Standard: Gasparrini et al. (2015) heat-mortality response on the 400 m resident population; HM Treasury Green Book 2022 (£70k per quality-adjusted life-year); productivity from Hsiang & Jina (2014).
- 8.Cashflow streams and grading
Each benefit becomes a cashflow line: stormwater, pollination, recreation, air quality, carbon and avoided heat illness. Every line gets a confidence grade A-E so the reader knows where the evidence is strong and where it is provisional.
Standard: Pollination via Lonsdorf et al.; recreation via zonal travel-cost. Grades feed a dossier-level Rigor Index from 0 to 100.
- 9.Putting it on a balance sheet
We project the cashflows over twenty years, discount them with the rate finance teams already use, and report net present value, internal rate of return and lifetime cost per unit of service. These are the numbers a finance director can sign.
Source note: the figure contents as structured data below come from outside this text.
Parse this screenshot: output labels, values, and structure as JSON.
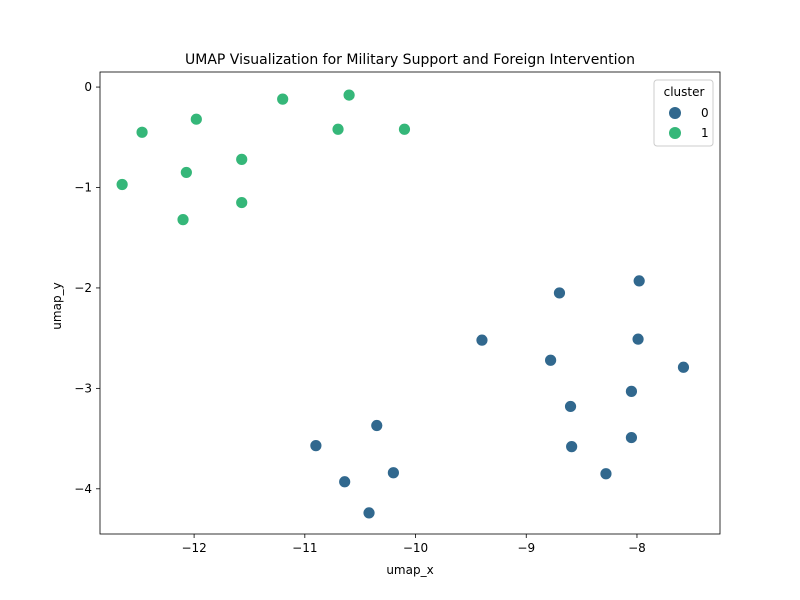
{
  "chart_data": {
    "type": "scatter",
    "title": "UMAP Visualization for Military Support and Foreign Intervention",
    "xlabel": "umap_x",
    "ylabel": "umap_y",
    "xlim": [
      -12.85,
      -7.25
    ],
    "ylim": [
      -4.45,
      0.15
    ],
    "xticks": [
      -12,
      -11,
      -10,
      -9,
      -8
    ],
    "yticks": [
      0,
      -1,
      -2,
      -3,
      -4
    ],
    "grid": false,
    "legend": {
      "title": "cluster",
      "placement": "top-right"
    },
    "series": [
      {
        "name": "0",
        "color": "#31688e",
        "points": [
          [
            -8.7,
            -2.05
          ],
          [
            -7.98,
            -1.93
          ],
          [
            -9.4,
            -2.52
          ],
          [
            -7.99,
            -2.51
          ],
          [
            -8.78,
            -2.72
          ],
          [
            -7.58,
            -2.79
          ],
          [
            -8.05,
            -3.03
          ],
          [
            -8.6,
            -3.18
          ],
          [
            -8.05,
            -3.49
          ],
          [
            -8.59,
            -3.58
          ],
          [
            -8.28,
            -3.85
          ],
          [
            -10.35,
            -3.37
          ],
          [
            -10.9,
            -3.57
          ],
          [
            -10.2,
            -3.84
          ],
          [
            -10.64,
            -3.93
          ],
          [
            -10.42,
            -4.24
          ]
        ]
      },
      {
        "name": "1",
        "color": "#35b779",
        "points": [
          [
            -10.6,
            -0.08
          ],
          [
            -11.2,
            -0.12
          ],
          [
            -11.98,
            -0.32
          ],
          [
            -12.47,
            -0.45
          ],
          [
            -10.7,
            -0.42
          ],
          [
            -10.1,
            -0.42
          ],
          [
            -11.57,
            -0.72
          ],
          [
            -12.07,
            -0.85
          ],
          [
            -12.65,
            -0.97
          ],
          [
            -11.57,
            -1.15
          ],
          [
            -12.1,
            -1.32
          ]
        ]
      }
    ]
  }
}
Standard: HM Treasury Green Book declining discount rates (3.5 / 3.0 / 2.5%) or a flat user rate. Capex/opex curves from CIRIA C753 and UKGBC nature-based-solutions guidance.
- 10.How sure are we?
We do not pretend the answer is exact. We rerun the model 800 times, varying the seven inputs that move the answer most, and report a low / central / high band so reviewers can see the range, not just the headline.
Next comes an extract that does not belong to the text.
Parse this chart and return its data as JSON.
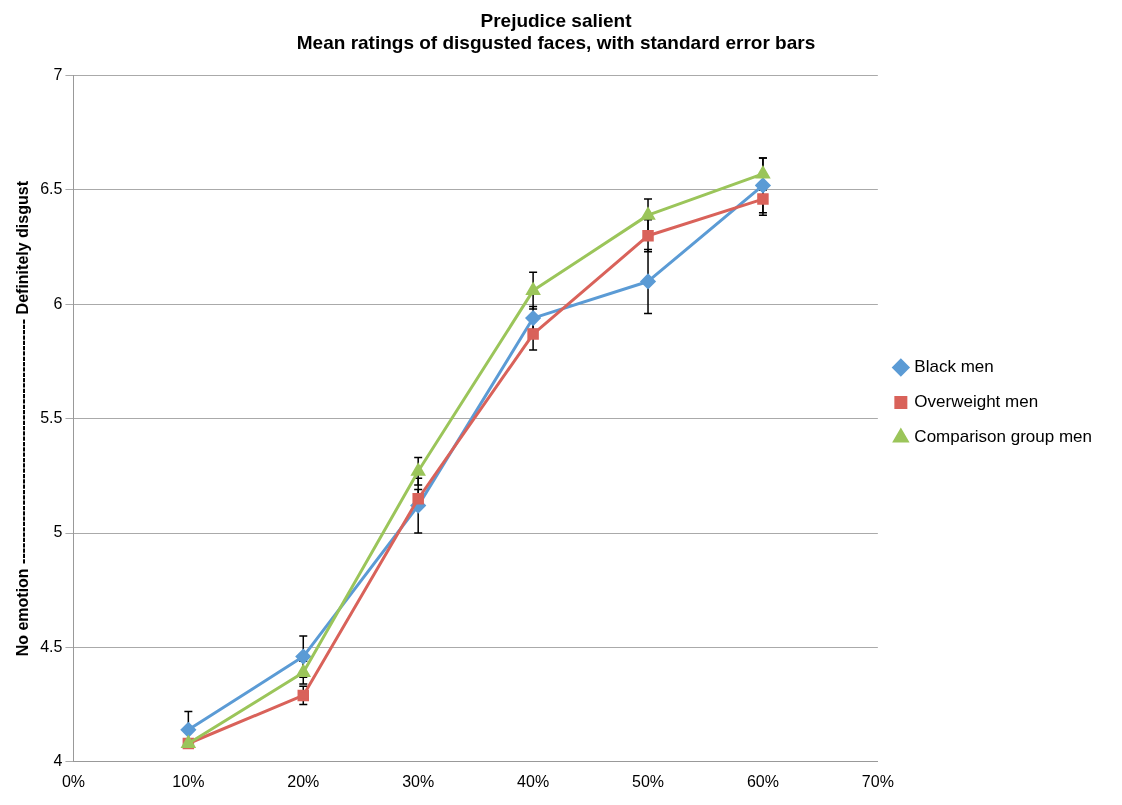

Standard: Latin-hypercube Monte Carlo, N=800. Non-parametric P10 / P50 / P90 bands plus a tornado of variance contributions.
- 11.Validated against a real site
We back-tested the model against a 1.8-hectare mixed intervention in Marylebone twelve months after planting. The numbers were inside the published targets on canopy carbon, fiscal cashflows and biodiversity units.
Standard: City of Westminster T+12 month back-test: canopy carbon MAPE 11.3% (target ≤15%), cashflow total MAPE 18.7% (≤25%), biodiversity units MAPE 7.4% (≤10%). Inputs released CC-BY-4.0.
- 12.What we do not yet model
We use historical climate, not future scenarios. We do not yet model how people change behaviour around new green space. Where contractors have not quoted yet, we use sector-default costs. Planned additions include forward climate horizons, a Manchester pilot and an ISAE 3410 audit-readiness checklist.
Standard: Planned: UKCP18 RCP4.5/8.5 horizons; Greater Manchester pilot; ISAE 3410 readiness checklist.
- 13.Standards and sources used
Every number in a dossier traces back to a peer-reviewed paper, a government-published cost or a public standard. Open the technical appendix to see the full citation list.
Standard: Defra Statutory Biodiversity Metric 4.0 · DEFRA Air Quality Damage Costs · HM Treasury Green Book 2022 · TNFD LEAP v1.0 · Verra VM0047 · London Plan G5 · CIRIA C753 · IPCC 2019 · Nowak · Gasparrini · Hsiang & Jina · Lonsdorf · Masson · Bradley.
Version history
- v0.1Draft13 May 2026 · PDF
First public draft. 13 sections covering BNG v4, SCS-CN hydrology, TEB thermal, Nowak air-quality, IPCC Tier-1 carbon, Marylebone pilot validation.